Eppure, lo Spirito Santo (per chi ci crede, o - più semplicemente - la saggezza del collegio cardinalizio) è stato in grado di stupirci ancora una volta individuando colui che oggi, dentro e fuori la Chiesa cattolica, è ritenuto il pastore più adatto a restituire unità alla comunità ecclesiale e soprattutto a metterla in grado di affrontare le complesse e per certi versi drammatiche sfide del mondo di oggi.
Papa Prevost racchiude infatti in sé tutte le caratteristiche necessarie per essere all’altezza di questa difficile scommessa: è un fine teologo formatosi alla scuola di Sant’Agostino; è anche un pastore missionario, per oltre dieci anni vescovo della diocesi di Chiclayo in Peru; conosce bene la curia romana, avendo diretto il delicato dicastero che sovrintende ai vescovi di tutto il mondo; è infine un americano di Chicago, provenienza che inevitabilmente i media di tutto il mondo hanno letto in correlazione a quello che fino all’8 maggio era lo statunitense più famoso del mondo, il Presidente Donald Trump.
Rivolgendosi ai fedeli di tutto il mondo a poche ore dal fatidico “Habemus Papam!” Papa Leone ha mostrato i tratti di una persona mite e gentile ma al tempo stesso portatore di un messaggio chiaro e forte: il suo ripetuto appello ad una pace disarmata e disarmante è apparso a tutti come il primo imperativo di un pontificato consapevole di una missione che va oltre i confini della stessa Chiesa cattolica. Analogamente, la scelta del nome (mai casuale per un pontefice) richiama sicuramente Papa Leone XIII, l’autore dell’enciclica “Rerum Novarum” che segnava storicamente l’inizio della dottrina sociale della Chiesa.
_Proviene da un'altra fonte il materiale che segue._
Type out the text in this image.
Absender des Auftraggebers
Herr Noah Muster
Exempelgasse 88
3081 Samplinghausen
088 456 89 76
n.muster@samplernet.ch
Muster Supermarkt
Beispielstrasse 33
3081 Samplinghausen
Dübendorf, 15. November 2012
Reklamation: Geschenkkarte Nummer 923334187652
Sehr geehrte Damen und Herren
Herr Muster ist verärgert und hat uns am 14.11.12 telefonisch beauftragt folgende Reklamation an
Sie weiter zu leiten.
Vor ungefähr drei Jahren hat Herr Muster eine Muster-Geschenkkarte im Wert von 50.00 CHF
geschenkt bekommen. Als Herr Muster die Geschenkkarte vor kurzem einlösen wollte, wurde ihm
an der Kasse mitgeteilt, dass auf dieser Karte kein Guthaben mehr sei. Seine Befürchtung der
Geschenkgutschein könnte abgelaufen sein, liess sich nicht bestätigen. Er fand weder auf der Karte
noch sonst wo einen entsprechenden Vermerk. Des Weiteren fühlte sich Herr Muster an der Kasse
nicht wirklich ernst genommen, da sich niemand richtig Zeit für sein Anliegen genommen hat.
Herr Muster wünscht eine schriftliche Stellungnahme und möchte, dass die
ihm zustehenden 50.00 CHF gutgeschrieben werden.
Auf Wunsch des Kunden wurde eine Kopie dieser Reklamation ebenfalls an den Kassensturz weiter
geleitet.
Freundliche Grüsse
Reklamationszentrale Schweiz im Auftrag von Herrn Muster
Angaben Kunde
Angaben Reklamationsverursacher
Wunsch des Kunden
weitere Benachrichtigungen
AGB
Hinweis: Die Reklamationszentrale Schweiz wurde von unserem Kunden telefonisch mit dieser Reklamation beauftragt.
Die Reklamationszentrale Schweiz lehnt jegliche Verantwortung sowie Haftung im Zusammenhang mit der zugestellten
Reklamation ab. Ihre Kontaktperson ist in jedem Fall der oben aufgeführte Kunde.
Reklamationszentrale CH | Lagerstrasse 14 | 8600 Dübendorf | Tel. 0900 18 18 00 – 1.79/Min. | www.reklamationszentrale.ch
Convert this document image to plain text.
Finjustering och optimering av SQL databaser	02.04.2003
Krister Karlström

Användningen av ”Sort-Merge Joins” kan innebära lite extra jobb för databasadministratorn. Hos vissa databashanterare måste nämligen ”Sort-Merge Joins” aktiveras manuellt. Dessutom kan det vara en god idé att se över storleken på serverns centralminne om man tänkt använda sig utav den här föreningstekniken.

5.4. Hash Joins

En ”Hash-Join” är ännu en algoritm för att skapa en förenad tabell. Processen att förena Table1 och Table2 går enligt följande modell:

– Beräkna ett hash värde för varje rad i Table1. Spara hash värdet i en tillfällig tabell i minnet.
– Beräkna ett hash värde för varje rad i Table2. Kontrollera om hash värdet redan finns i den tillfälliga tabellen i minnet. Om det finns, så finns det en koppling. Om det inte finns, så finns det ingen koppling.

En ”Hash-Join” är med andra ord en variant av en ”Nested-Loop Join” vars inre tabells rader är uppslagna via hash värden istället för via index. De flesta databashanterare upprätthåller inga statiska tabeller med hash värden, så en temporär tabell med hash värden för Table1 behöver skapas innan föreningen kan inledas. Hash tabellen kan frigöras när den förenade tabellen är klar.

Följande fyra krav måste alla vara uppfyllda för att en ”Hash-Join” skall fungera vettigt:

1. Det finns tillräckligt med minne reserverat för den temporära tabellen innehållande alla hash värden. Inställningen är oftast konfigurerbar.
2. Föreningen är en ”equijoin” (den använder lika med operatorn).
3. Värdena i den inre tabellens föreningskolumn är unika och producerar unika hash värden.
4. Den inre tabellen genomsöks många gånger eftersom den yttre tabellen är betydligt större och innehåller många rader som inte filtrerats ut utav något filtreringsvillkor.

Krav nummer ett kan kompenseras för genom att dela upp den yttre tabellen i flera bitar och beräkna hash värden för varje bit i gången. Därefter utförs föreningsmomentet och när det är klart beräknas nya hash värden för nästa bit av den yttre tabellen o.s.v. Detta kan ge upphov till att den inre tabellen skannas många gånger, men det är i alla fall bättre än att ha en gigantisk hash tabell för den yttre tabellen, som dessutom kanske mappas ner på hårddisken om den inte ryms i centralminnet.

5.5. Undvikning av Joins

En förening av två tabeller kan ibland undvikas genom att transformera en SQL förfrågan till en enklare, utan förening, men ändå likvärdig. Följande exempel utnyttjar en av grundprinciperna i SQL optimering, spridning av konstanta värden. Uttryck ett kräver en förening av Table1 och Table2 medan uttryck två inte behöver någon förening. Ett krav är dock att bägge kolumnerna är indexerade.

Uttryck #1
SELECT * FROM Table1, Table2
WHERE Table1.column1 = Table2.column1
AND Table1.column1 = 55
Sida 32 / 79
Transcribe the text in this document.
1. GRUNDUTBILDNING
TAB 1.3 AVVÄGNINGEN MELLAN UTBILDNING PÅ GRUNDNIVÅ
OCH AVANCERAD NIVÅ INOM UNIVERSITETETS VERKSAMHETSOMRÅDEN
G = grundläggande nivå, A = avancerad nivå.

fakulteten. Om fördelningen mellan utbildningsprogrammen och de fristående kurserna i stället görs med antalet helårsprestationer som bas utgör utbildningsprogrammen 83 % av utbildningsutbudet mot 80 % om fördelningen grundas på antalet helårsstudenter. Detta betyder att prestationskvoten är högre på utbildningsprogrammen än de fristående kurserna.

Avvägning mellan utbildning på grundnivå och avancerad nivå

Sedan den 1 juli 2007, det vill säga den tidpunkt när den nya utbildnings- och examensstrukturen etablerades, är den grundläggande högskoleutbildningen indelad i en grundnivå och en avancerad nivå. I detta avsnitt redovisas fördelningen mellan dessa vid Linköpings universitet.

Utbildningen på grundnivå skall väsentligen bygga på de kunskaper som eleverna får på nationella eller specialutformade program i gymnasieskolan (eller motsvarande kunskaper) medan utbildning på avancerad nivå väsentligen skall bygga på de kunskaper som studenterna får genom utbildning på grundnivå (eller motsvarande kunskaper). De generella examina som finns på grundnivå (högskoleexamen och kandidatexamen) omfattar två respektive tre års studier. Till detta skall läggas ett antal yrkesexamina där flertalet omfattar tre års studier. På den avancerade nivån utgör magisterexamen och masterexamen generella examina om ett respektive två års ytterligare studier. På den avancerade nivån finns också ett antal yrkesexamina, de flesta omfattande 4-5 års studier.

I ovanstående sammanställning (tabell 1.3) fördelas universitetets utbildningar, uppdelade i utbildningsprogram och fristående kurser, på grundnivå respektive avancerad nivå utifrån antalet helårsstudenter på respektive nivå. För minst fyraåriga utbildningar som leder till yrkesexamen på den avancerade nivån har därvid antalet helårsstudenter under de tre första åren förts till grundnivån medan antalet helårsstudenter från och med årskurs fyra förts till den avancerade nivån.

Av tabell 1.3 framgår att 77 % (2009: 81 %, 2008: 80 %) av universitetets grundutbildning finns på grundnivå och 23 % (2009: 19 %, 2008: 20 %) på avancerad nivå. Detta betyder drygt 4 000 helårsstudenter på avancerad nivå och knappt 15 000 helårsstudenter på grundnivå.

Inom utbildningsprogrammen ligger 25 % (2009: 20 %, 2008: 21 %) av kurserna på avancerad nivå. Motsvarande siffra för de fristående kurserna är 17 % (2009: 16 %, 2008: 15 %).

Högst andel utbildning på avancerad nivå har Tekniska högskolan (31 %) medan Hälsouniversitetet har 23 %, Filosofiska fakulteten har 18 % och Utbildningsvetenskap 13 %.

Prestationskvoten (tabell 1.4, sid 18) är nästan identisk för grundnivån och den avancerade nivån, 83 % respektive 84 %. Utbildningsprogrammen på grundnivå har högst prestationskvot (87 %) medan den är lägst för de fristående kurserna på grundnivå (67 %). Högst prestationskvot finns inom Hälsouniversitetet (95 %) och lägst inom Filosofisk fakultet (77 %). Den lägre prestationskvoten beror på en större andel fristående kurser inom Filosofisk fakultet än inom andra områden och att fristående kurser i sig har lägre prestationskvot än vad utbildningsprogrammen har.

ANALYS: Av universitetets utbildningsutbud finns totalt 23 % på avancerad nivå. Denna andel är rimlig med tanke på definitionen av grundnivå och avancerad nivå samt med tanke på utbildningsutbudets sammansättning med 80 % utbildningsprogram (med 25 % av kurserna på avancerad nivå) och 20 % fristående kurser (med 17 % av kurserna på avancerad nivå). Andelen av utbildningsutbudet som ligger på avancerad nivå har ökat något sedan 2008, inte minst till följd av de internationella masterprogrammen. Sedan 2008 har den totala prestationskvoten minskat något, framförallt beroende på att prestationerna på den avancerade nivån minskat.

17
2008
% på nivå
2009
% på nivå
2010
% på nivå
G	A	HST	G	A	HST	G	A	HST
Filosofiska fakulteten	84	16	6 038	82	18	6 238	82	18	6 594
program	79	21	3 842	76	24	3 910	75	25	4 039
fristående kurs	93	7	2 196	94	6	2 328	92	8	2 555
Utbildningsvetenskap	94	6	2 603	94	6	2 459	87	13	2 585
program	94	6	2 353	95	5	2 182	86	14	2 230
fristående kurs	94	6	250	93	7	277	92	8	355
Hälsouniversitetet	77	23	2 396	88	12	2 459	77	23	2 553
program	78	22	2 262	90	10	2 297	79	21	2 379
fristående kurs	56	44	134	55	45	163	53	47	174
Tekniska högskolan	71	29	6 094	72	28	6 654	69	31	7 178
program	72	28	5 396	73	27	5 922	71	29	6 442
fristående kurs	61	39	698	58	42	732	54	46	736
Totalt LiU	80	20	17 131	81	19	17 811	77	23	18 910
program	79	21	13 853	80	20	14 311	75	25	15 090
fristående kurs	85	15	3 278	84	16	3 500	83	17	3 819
Alla fine dell’Ottocento la rivoluzione industriale si imponeva al mondo come fattore dirompente per lo sviluppo delle società ma anche come elemento determinante della crescita delle ingiustizie sociali; l’Italia in quel periodo fu segnata dalla prima grande ondata migratoria che portò anche la Chiesa cattolica a interrogarsi sulla necessità di una pastorale rivolta ai migranti. E non è un caso che Padre Scalabrini e Madre Cabrini, i due santi delle migrazioni, svolgono in quella fase storica il loro apostolato missionario; e forse non è casuale che Madre Cabrini svilupperà la sua pastorale dei migranti proprio tra Chicago e il Sudamerica, in un ideale percorso spirituale che dopo oltre un secolo il vescovo Prevost si troverà a ripercorrere.
Un Papa dei migranti quindi, figlio di emigranti francesi e italiani, ma anche un Papa missionario, forgiatosi nella profonda esperienza tra i poveri del Peru. Un Papa dei ponti e non dei muri, infine, che dovrà affrontare l’egoismo e il cinismo di una società dove sempre più spesso l’immigrato viene considerato una minaccia e non un’opportunità per la costruzione di un mondo migliore.
In un mondo orfano di leader e minacciato dalla paura, Papa Leone si presenta come l’unica vera e credibile speranza di pace e di giustizia. Che i potenti della terra lo ascoltino, con coraggio e senza ipocrisia.